Andreas Sabby, dinamarquês de 20 anos que mora em Los Angeles com sua família opina sobre o sistema de saúde pública do país em que mora: “Eu realmente acho estranho e errado a falta de saúde pública americana. Acho que todos devem ter acesso a saúde, na minha opinião isso é o básico de empatia para uma sociedade harmônica”.
Só nos primeiros 31 dias de 2020 a indústria farmacêutica – que já soma absurdos como o aumento de 5000% no preço do Daraprim, medicamento usado contra a HIV/AIDS, em 2015 – havia aumentado o preço de 639 medicamentos em uma média de 6%. 20 sofreram um aumento de quase 30%. Marplan, usado para tratar depressão, teve seu preço aumentado em 14.9%: 30 comprimidos podem ser comprados por US$156, enquanto o Parnate, a versão brasileira do mesmo remédio, é vendido por cerca de US$8.
Os preços exorbitantes não se restringem aos medicamentos: de acordo com a ONG Public Citizen, uma angioplastia custa cerca de US$32.200 nos EUA. O mesmo procedimento pode ser feito por US$6.400 na Holanda, US$7.400 na Suíça e gratuitamente no Brasil, através do Sistema Único de Saúde (SUS).
Mas o que será que os norte-americanos pensam sobre o sistema de saúde do país? “Eu sinto que ninguém se importa com quem passa necessidade aqui. Na minha escola, nós temos aula de política, e eles apoiam totalmente o acesso pago ao sistema de saúde. Eu sinto que aqui, as pessoas não ligam muito para o próximo; eles realmente não se importam. Eles são frios para falar sobre as pessoas necessitadas e usam elas muito como estatística. Falta empatia e solidariedade”, conta Andreas.

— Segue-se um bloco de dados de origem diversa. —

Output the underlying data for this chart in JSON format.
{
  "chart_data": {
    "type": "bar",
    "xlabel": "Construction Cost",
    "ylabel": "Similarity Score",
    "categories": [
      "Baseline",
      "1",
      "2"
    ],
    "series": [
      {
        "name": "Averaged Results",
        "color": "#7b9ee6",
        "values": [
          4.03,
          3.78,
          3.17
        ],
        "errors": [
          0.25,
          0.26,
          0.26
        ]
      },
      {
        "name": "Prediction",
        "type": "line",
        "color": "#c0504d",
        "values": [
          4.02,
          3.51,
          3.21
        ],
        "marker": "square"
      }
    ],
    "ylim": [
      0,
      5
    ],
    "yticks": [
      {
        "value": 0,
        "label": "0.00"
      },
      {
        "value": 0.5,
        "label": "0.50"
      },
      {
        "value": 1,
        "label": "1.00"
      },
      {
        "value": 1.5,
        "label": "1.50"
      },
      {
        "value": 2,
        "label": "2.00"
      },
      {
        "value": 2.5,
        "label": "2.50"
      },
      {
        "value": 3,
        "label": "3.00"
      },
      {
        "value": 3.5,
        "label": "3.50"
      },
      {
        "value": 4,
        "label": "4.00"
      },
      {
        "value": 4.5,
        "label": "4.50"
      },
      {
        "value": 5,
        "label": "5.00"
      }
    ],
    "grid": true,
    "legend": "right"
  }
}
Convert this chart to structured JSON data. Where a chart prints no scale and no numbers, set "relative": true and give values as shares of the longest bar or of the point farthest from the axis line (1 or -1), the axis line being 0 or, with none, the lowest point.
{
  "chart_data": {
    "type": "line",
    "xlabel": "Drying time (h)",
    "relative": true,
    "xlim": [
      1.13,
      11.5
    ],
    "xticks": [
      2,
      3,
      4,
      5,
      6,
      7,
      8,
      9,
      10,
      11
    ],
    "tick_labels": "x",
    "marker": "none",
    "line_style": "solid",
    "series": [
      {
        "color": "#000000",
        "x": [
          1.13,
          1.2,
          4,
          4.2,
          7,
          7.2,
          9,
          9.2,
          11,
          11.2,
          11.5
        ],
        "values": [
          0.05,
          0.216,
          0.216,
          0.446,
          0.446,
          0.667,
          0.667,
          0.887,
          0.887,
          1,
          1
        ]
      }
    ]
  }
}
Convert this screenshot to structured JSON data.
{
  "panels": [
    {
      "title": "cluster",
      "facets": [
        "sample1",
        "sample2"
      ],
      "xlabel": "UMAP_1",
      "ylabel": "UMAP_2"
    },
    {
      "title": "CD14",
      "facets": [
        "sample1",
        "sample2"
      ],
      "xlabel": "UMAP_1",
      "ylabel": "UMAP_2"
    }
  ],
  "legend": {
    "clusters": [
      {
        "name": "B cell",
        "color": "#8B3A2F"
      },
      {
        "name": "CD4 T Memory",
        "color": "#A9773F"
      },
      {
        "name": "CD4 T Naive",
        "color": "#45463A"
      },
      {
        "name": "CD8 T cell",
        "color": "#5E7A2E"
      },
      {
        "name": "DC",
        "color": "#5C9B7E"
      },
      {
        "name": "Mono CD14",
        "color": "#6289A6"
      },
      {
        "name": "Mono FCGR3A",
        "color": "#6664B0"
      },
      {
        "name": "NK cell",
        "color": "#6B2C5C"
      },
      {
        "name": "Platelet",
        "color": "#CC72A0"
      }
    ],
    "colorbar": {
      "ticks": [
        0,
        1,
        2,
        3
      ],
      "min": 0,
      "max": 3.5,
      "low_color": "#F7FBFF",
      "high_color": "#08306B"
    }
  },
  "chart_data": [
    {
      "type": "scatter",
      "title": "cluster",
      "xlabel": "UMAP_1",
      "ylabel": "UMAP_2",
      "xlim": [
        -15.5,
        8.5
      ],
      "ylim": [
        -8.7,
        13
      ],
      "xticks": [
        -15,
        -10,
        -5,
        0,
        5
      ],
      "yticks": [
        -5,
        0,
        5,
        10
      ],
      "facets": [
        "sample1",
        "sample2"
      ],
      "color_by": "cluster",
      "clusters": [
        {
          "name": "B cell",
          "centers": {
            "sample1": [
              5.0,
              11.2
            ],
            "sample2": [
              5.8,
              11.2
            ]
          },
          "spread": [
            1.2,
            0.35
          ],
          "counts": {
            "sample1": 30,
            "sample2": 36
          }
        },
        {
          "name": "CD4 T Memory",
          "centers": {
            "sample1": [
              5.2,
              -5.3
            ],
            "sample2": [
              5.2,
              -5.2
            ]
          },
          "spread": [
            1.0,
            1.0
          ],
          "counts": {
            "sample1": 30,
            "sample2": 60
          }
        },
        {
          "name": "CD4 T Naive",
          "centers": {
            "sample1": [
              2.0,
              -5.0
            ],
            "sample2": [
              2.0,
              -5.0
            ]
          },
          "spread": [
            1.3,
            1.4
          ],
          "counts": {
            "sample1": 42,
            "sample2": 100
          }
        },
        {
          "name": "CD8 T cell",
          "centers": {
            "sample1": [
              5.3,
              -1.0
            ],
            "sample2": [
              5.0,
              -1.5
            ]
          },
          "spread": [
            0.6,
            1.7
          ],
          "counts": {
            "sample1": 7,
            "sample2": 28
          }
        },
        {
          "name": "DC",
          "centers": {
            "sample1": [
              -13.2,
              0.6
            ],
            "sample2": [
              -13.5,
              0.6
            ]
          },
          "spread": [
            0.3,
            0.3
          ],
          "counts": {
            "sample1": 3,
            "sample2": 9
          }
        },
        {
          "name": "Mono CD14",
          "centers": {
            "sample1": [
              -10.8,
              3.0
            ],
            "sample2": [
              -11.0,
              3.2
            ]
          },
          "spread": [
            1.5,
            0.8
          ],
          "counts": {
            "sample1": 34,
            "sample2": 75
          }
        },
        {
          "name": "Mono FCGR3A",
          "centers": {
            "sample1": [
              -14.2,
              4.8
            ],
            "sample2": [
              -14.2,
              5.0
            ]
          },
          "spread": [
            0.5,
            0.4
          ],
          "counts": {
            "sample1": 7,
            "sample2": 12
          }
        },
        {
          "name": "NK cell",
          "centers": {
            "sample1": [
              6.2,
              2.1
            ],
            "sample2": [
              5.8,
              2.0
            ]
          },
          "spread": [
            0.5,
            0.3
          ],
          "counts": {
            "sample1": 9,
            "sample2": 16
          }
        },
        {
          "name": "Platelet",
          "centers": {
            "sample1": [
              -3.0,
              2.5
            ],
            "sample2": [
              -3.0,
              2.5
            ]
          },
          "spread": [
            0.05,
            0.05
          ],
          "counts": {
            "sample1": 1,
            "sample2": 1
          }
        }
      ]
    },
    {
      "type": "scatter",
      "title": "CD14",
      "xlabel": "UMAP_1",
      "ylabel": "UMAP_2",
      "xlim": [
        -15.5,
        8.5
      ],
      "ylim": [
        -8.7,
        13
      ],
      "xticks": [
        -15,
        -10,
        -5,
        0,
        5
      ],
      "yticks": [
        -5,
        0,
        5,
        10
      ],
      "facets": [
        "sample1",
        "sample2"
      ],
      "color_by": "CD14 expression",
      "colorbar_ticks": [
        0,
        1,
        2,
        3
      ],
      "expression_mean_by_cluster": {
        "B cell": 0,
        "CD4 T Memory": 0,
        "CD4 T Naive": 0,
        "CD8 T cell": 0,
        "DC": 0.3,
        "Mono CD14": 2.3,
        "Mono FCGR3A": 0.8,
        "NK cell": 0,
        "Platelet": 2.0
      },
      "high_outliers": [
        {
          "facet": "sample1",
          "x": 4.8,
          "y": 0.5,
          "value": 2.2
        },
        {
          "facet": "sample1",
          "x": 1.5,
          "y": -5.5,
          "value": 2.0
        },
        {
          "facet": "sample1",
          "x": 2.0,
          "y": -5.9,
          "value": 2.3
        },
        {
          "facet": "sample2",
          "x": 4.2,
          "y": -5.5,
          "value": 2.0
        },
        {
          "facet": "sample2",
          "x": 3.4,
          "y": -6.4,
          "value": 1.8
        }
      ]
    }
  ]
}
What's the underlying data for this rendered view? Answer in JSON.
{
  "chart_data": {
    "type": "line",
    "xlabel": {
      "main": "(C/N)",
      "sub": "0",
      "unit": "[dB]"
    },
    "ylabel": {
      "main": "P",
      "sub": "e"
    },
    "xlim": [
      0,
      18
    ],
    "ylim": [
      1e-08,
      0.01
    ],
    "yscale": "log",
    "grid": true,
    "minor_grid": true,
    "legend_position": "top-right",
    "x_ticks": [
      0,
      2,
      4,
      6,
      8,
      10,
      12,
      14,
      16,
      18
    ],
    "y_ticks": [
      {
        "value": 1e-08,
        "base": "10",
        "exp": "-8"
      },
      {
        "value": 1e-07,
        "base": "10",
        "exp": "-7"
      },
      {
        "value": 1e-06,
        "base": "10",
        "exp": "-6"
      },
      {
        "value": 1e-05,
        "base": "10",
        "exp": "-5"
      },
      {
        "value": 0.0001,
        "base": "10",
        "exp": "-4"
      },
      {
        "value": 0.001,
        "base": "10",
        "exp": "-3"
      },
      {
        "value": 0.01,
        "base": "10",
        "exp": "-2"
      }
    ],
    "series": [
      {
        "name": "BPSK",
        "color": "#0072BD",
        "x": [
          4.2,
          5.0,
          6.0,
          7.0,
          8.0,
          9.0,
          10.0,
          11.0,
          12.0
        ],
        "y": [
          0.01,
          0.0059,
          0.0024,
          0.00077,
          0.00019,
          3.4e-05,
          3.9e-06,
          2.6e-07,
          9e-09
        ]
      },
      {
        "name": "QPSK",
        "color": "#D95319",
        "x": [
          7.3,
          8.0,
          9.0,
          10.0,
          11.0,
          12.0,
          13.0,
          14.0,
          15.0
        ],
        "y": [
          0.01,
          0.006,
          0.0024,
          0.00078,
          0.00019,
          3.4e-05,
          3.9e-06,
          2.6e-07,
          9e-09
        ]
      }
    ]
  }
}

Os Estados Unidos nunca tiveram um bom sistema de saúde pública, e nem se mobilizaram para a transformação deste cenário. Isso pode estar ligado ao fato de que os estadunidenses que são obrigados a pagar preços exorbitantes em seus medicamentos, mas não tem condição de pagar por eles, não tenham voz para exigir alguma mudança. Ou pode também estar ligado ao fato de que a maioria da população privilegiada norte-americana, não se importa com o fato que existem pessoas passando por dificuldades.
Os norte-americanos vivem presos ao conformismo, a busca pelo consenso tornou-se mais importante do que o interesse individual, fato que intensifica e evidencia todos os tipos de desigualdade que existem no país. Para Platão, “o preço que os homens de bem pagam pela indiferença aos assuntos políticos é ser governado pelos maus”. Segundo o filósofo ateniense, o idiota era o cidadão que se dedicava exclusivamente a questões particulares e negligenciava a vida política, sendo o responsável pelo ambiente degradante em que vivia.